No, I had really no idea of changing anything in the Church! I was trying rather to convince myself that God no longer counted for me, nor did His Church, nor above all did the atmosphere of sacredness that could be felt in the ceremonies of the Church. By this insult to God, by this small sacrifice I was going to make, but not without anxiety or fear, I was trying to make God equal in my eyes with human, transient things which are destined to die and which can be trodden underfoot relentlessly and without regret.

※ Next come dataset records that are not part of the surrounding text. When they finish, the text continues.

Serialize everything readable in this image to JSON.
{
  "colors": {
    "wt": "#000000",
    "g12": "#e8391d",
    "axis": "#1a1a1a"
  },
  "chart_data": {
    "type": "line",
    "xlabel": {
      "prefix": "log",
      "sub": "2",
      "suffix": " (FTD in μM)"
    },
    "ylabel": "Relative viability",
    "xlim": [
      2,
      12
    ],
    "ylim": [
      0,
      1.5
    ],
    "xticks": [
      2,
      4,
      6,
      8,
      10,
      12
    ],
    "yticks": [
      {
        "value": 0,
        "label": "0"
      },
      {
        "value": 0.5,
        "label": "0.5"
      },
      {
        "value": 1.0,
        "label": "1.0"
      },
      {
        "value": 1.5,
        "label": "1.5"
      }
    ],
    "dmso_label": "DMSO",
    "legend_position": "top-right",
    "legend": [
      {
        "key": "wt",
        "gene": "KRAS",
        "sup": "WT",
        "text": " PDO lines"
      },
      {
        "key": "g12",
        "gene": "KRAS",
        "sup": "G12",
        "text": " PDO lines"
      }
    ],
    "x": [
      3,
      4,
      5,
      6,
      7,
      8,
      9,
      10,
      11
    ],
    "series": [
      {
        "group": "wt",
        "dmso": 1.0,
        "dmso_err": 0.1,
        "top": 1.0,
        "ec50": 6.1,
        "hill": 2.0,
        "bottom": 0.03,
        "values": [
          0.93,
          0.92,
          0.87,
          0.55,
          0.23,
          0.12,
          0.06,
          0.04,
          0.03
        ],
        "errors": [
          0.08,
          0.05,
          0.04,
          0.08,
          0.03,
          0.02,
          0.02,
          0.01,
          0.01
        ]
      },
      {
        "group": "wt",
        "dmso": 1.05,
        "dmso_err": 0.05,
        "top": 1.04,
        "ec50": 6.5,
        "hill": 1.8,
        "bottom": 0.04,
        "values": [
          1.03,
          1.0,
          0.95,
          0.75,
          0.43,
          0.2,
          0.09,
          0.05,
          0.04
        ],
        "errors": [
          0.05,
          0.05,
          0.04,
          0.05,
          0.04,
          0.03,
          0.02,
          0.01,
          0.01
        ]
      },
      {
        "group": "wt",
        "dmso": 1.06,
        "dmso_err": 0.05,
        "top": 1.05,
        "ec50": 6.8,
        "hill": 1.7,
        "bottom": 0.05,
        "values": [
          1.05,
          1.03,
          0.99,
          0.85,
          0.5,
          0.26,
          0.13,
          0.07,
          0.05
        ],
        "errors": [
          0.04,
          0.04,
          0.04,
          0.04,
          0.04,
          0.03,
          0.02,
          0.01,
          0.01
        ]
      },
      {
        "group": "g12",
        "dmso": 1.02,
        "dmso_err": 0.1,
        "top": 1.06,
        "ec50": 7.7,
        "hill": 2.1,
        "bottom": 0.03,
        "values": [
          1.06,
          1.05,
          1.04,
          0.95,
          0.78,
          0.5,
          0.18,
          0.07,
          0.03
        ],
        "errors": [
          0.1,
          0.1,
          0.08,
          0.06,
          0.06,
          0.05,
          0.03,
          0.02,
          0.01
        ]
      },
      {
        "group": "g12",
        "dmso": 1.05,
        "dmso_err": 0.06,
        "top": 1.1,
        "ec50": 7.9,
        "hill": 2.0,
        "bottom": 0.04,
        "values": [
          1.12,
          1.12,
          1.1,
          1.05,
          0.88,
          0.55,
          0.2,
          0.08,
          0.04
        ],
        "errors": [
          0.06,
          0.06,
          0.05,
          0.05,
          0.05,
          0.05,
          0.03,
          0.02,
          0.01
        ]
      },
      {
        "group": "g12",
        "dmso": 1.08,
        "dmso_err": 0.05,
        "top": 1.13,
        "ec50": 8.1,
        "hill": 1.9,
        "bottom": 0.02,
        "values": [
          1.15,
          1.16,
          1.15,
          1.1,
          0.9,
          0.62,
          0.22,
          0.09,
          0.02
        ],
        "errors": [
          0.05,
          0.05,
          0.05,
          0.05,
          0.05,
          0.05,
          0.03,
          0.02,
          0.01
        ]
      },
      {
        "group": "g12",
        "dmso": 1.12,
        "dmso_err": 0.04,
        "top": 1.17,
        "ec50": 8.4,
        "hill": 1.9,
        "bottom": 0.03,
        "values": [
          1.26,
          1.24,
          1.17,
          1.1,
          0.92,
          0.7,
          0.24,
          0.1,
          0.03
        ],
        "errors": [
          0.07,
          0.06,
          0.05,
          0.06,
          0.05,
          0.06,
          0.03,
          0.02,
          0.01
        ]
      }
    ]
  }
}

And yet, once I was embarked on the details of our scheme for creating a disturbance during the Easter service at Notre Dame, I began to take it all quite seriously. To my feverish mind the cry of revolt which we decided on at a table in the Mabillon was like a message to the Church, to the world, and I found it quite natural to put on my monk’s habit again before mounting the pulpit. For me the habit of Saint Dominic was an exasperating symbol, an object of reproach. By profaning it I hoped to be rid of it.
Next day, after the Credo of the Easter High Mass in Notre Dame, dressed as a Dominican and wearing a tonsure, I mounted the pulpit and shouted out the old blasphemy: “God is dead!” But the blasphemy is no longer what it was in Nietzsche’s day, the prelude to a hymn of joy; it is only a cry of madness and horribly sad.